Zombie attacks and epidemics
A new mathematical model looks at what a zombie attack can teach us about a lethal outbreak of infectious disease
“The zombies are coming!” said Jacob Goldstein in The Wall Street Journal. “Quick, call the mathematicians!” Specifically, you’ll want to call Robert Smith? (the question mark is not a typo) and his colleagues at the University of Ottowa, who crunched the numbers on how humans could survive a zombie attack, as part of a book on modeling infectious disease. “Be warned: The tone is light, but the mathematics are heavy.”
And the results aren’t pretty, said Tim Cavanaugh in Reason. The pessimistic scientists concluded that unless the zombie outbreak were "dealt with quickly and aggressively,” it would “lead to the collapse of civilization.” But able-bodied people would never let themselves be bitten and "turned" by a slow-moving ghoul. "A zombie outbreak would result in a lopsided victory for the living, for purely tactical reasons." (watch how the living fight back in the upcoming film Zombieland)

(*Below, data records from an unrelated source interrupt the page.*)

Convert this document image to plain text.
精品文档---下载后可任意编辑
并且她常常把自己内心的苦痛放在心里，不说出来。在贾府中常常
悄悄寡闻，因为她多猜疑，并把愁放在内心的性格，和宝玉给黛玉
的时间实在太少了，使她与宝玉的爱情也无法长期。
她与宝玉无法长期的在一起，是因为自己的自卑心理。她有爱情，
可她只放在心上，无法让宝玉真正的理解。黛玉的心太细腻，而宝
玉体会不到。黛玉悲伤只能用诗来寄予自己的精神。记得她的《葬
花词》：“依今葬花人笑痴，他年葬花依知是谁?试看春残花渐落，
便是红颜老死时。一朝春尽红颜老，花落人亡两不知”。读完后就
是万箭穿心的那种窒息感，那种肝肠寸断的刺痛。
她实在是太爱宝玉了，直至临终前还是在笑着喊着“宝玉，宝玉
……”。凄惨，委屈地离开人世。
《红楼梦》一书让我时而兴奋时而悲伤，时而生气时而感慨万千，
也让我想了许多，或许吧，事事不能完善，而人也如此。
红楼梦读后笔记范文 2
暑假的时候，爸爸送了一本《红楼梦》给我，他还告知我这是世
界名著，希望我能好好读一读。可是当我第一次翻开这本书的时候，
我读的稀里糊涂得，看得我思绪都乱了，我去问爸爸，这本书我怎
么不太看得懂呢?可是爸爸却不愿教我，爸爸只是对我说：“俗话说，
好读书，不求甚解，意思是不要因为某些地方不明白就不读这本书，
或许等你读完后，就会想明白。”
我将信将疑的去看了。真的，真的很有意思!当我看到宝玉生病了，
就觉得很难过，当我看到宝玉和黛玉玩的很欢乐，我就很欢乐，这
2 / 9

You joke, said Chris Davies in SlashGear, but Smith? is serious—kind of--as his point is that a zombie “plague” would be similar to a lethal outbreak of an unknown disease, like swine flu, and that neither quarantining nor curing the zombies would save us. A depressing thought -- but at least the study allowed “staid, sensible scientists the opportunity to talk about zombie hoards, and for that it must be praised.”